How many combinations are there to factorize a given integer into two numbers.

Question

Hey guys I'm trying to solve a number theory Problem on codeforces. Part of the solution is to figure out how many ways are there to factorize a given number $N$ into $N=AB$. I can illustrate with an example what I mean. Let's look at the number 30. We have that $30=2*3*5$. Thus we find that $30=6*5$, $30=10*3$, $30=15*2$, $30=30*1$. So we have four different ways Since $*$ is commutative we can switch these two numbers and we find 8. If in the Prime Factorization are no prime numbers appearing twice the anwser for the Problem is ways to factorize N=$2^{number\ of \ prime factors \ of \ N}$. But what is the anwser if there are more than one prime factors appearing like $20=2*2*5$?

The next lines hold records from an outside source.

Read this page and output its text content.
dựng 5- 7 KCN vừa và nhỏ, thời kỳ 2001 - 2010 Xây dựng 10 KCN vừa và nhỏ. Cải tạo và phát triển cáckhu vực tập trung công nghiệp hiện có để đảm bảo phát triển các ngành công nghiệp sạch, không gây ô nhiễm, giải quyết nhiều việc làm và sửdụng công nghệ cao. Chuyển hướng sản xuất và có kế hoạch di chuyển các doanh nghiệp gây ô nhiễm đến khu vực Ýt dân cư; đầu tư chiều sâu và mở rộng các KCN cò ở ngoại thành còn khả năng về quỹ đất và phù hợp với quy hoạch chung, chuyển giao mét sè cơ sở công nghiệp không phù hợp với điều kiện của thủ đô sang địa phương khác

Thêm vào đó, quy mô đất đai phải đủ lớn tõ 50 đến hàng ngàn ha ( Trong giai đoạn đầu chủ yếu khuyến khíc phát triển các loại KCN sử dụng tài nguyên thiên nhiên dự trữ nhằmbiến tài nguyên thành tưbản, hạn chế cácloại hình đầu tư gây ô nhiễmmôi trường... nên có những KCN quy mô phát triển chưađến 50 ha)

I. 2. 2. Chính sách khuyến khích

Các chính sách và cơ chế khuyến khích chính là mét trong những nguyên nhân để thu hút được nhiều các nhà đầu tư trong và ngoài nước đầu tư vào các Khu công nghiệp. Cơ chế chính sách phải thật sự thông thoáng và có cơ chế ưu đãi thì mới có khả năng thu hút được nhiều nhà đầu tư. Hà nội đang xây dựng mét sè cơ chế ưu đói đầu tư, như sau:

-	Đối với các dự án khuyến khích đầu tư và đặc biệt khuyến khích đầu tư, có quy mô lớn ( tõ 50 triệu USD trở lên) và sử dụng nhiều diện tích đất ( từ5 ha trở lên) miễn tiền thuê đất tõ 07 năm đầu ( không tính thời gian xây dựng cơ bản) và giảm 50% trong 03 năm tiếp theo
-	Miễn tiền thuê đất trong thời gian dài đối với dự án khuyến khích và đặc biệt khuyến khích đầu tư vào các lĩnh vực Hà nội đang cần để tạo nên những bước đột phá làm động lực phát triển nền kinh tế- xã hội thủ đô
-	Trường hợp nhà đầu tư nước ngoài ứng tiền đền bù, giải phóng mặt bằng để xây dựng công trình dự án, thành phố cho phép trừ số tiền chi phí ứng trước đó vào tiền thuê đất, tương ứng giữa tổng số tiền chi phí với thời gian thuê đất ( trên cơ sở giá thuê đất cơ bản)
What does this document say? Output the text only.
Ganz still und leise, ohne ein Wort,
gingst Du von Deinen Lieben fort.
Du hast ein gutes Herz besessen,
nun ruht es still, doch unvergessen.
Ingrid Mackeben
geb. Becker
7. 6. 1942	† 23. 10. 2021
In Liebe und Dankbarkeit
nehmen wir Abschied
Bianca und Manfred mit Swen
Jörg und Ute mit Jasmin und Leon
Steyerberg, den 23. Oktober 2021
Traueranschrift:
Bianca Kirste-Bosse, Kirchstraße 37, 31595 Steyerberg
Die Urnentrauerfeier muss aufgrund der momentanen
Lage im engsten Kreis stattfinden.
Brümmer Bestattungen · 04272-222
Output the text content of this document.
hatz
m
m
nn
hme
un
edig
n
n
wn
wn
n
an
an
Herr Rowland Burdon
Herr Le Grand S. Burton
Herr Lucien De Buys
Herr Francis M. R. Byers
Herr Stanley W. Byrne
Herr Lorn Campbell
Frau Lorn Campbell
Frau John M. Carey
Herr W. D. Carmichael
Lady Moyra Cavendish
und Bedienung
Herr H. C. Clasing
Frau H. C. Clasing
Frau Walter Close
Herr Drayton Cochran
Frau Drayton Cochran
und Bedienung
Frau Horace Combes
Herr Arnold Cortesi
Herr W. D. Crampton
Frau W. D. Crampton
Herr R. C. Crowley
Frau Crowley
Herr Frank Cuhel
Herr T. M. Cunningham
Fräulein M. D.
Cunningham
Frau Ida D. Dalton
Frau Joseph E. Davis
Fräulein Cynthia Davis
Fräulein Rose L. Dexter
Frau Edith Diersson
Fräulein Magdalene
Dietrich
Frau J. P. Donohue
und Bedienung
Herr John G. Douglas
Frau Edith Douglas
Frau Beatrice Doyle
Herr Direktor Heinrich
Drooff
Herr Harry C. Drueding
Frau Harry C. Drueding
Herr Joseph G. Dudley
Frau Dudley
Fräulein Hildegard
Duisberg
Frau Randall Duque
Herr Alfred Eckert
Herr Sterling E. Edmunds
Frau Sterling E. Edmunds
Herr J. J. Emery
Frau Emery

thank you for the anwsers!

Answer 1

This is equivalent to dividing the number of divisors by $2$, since if $N =AB$, $A$ determines $B$. However, you have to be careful about squares.

If $n = \prod p_i ^{\alpha_i}$ not a square for the $p_i$ distinct primes then the answer is $$\frac{\tau(n)}{2} = \frac{\prod (\alpha_i + i) }{2}$$

If $n$ is a square, then you have the case where the pair $(\sqrt{n}, \sqrt{n})$ is not counted twice so the answer is

$$\frac{\tau (n)+1}{2}$$

Hence, the answer in general is

$$\lceil \frac{\tau(n)}{2} \rceil$$

Answer 2

The number of divisors of a number $$n=\prod_i p_i^{a_i}$$ where $p_i$ are the prime numbers and $a_i$ are their multiplicities is determined by the expression:$$\sigma_0(n)=\prod_{i}(a_i+1).$$

Particularly if the number $n$ is square-free ($\forall p_i:\ a_i=0,1$) one obtains the formula $\sigma_0(n)=2^k$ where $k$ is the number of prime factors of $n$ as you have already found.